Now, since $\big|e^{-2\pi i x \cdot (\xi - \mu)} - 1 \big| \leq 2$, we see: $$\int_{\mathbb{R}^d}|f(x)|\big|e^{-2\pi i x \cdot (\xi - \mu)} - 1 \big| \hspace{0.1cm}dx \leq \ldots$$ $$\ldots \leq \int_{B_R}|f(x)|\big|e^{-2\pi i x \cdot (\xi - \mu)} - 1 \big| \hspace{0.1cm}dx + 2\int_{B_R^c}|f(x)| \hspace{0.1cm}dx$$ From here, require: $$||\xi - \mu|| < \delta = \frac{\epsilon}{8 \pi R ||f||_{L^1(\mathbb{R}^d)}}$$ Now, it should be clear from the Cauchy Schwartz inequality that on $B_R$: $$ |x \cdot (\xi - \mu)| \leq R \delta = \frac{\epsilon}{8 \pi ||f||_{L^1(\mathbb{R}^d)}}$$ Therefore, plugging it all in, we finally see: $$\int_{B_R}|f(x)|\big|e^{-2\pi i x \cdot (\xi - \mu)} - 1 \big| \hspace{0.1cm}dx \leq \ldots$$ $$\leq \int_{B_R}|f(x)| \Big[\big| \cos(2\pi x \cdot (\xi - \mu)) - 1 \big| + \big|\sin(2\pi x \cdot (\xi - \mu))\big|\Big] \hspace{0.1cm}dx$$ $$\leq \int_{B_R}|f(x)| \Big[\big| \cos\big(\frac{\epsilon}{4 ||f||_{L^1(\mathbb{R}^d)}}\big) - 1 \big| + \big|\sin\big(\frac{\epsilon}{4 ||f||_{L^1(\mathbb{R}^d)}}\big) \big| \Big]$$ $$\leq \int_{B_R}|f(x)| \Big[\frac{\epsilon}{4 ||f||_{L^1(\mathbb{R}^d)}} + \frac{\epsilon}{4 ||f||_{L^1(\mathbb{R}^d)}} \Big] \hspace{0.1cm}dx \hspace{0.25cm} \leq \ldots$$ $$\ldots \leq \frac{\epsilon ||f||_{L^1(\mathbb{R}^d)}}{2 ||f||_{L^1(\mathbb{R}^d)}} = \frac{\epsilon}{2}$$ Thus, we've just shown, for a sufficiently large $R > 0$: $$||\xi - \mu|| < \delta = \frac{\epsilon}{8 \pi R ||f||_{L^1(\mathbb{R}^d)}} \hspace{0.25cm} \Rightarrow \hspace{0.25cm} |\hat{f}(\xi) - \hat{f}(\mu)| \leq \ldots$$ $$\ldots \leq \int_{B_R}|f(x)|\big|e^{-2\pi i x \cdot (\xi - \mu)} - 1 \big| \hspace{0.1cm}dx + 2\int_{B_R^c}|f(x)| \hspace{0.1cm}dx \hspace{0.25cm} \leq$$ $$\ldots \leq \frac{\epsilon}{2} + \frac{\epsilon}{2} = \epsilon$$ ...as desired.

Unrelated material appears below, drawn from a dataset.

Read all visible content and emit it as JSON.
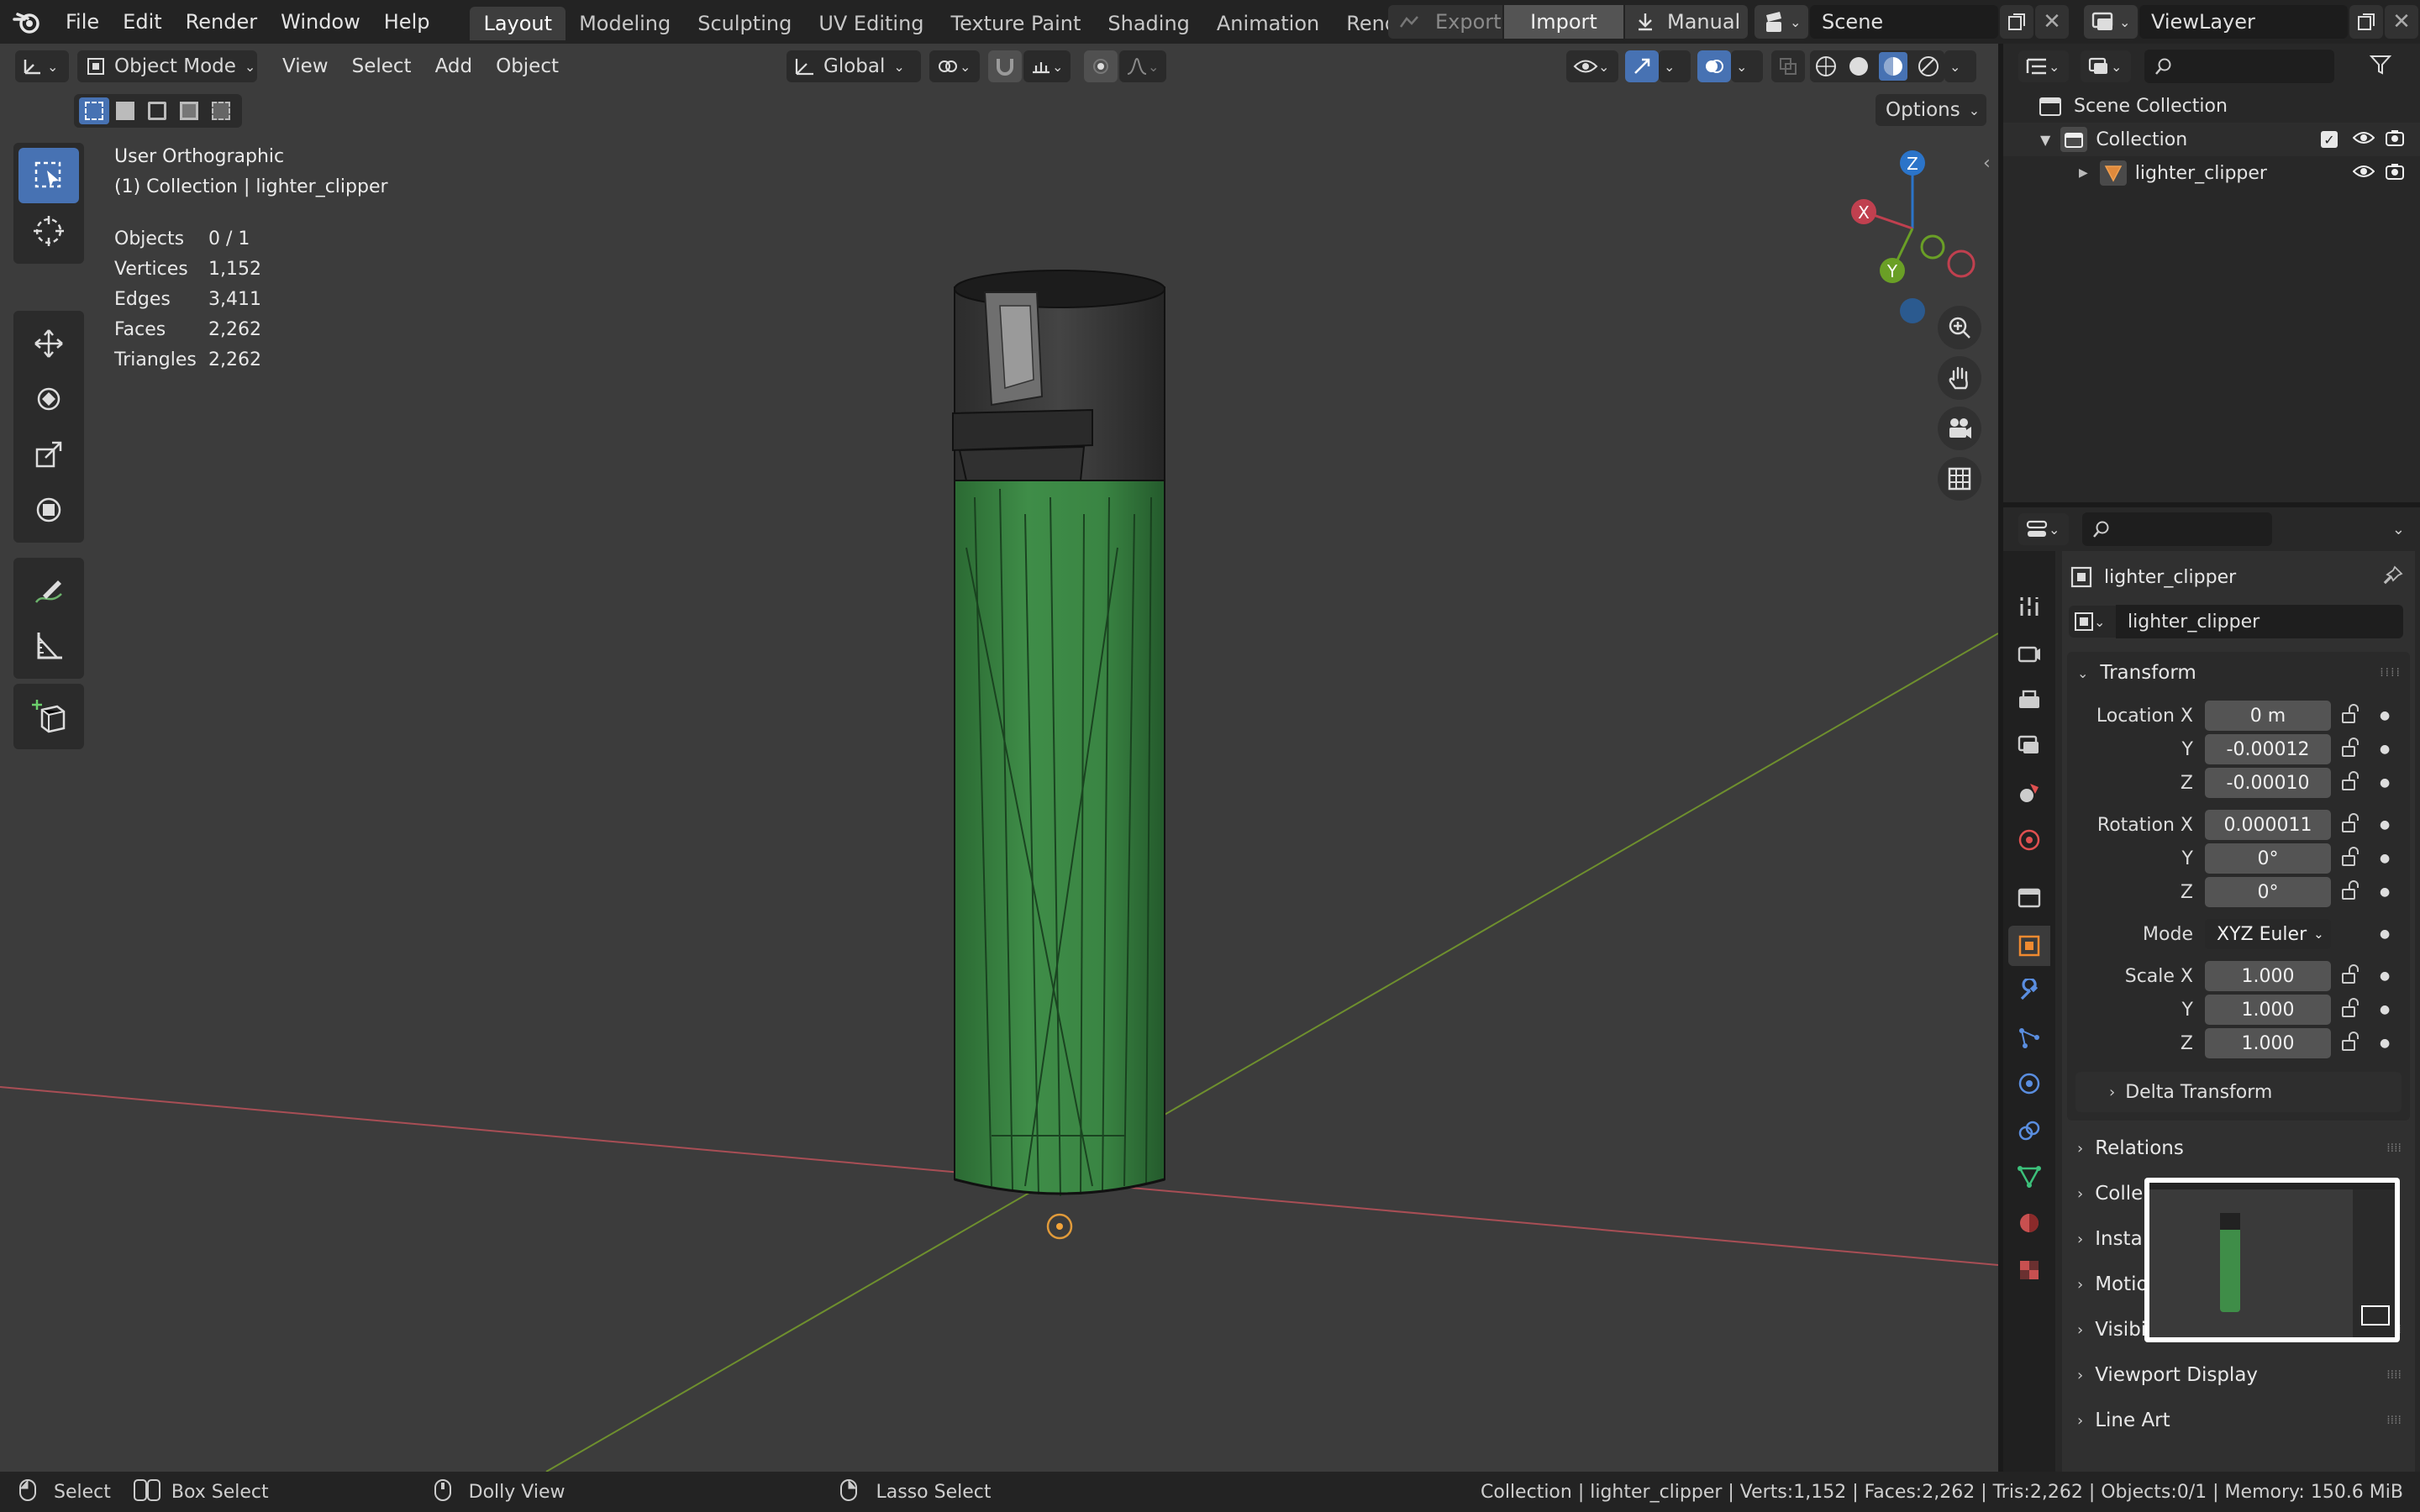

Finally we want to show: $$\widehat{(f*g)}(\xi) = \hat{f}(\xi)\hat{g}(\xi)$$ Proceed by directly applying Fubini's Theorem: $$\widehat{(f*g)}(\xi) = \int_{\mathbb{R}^d} \Bigg[\int_{\mathbb{R}^d} f(x-y)g(y) \hspace{0.1cm}dy \Bigg] e^{-2\pi i \xi x} \hspace{0.1cm} dx = \ldots$$ $$\ldots = \int_{\mathbb{R}^d} \Bigg[\int_{\mathbb{R}^d} f(x-y)g(y) \hspace{0.1cm} e^{-2\pi i \xi (x - y + y)} dy \Bigg] \hspace{0.1cm} dx$$ $$\ldots = \int_{\mathbb{R}^d} \int_{\mathbb{R}^d} \Big(f(x-y) e^{-2\pi i \xi (x-y)} \Big) \Big(g(y) e^{-2\pi i \xi y}\Big) \hspace{0.1cm}dy \hspace{0.1cm} dx$$ $$\ldots = \int_{\mathbb{R}^d} \Big(g(y) e^{-2\pi i \xi y}\Big) \int_{\mathbb{R}^d} \Big(f(x-y) e^{-2\pi i \xi (x-y)} \Big) \hspace{0.1cm}dx \hspace{0.1cm} dy$$ $$\ldots = \hat{f}(\xi)\int_{\mathbb{R}^d} g(y) e^{-2\pi i \xi y} \hspace{0.1cm} dy = \hat{f}(\xi)\hat{g}(\xi)$$ ...as desired.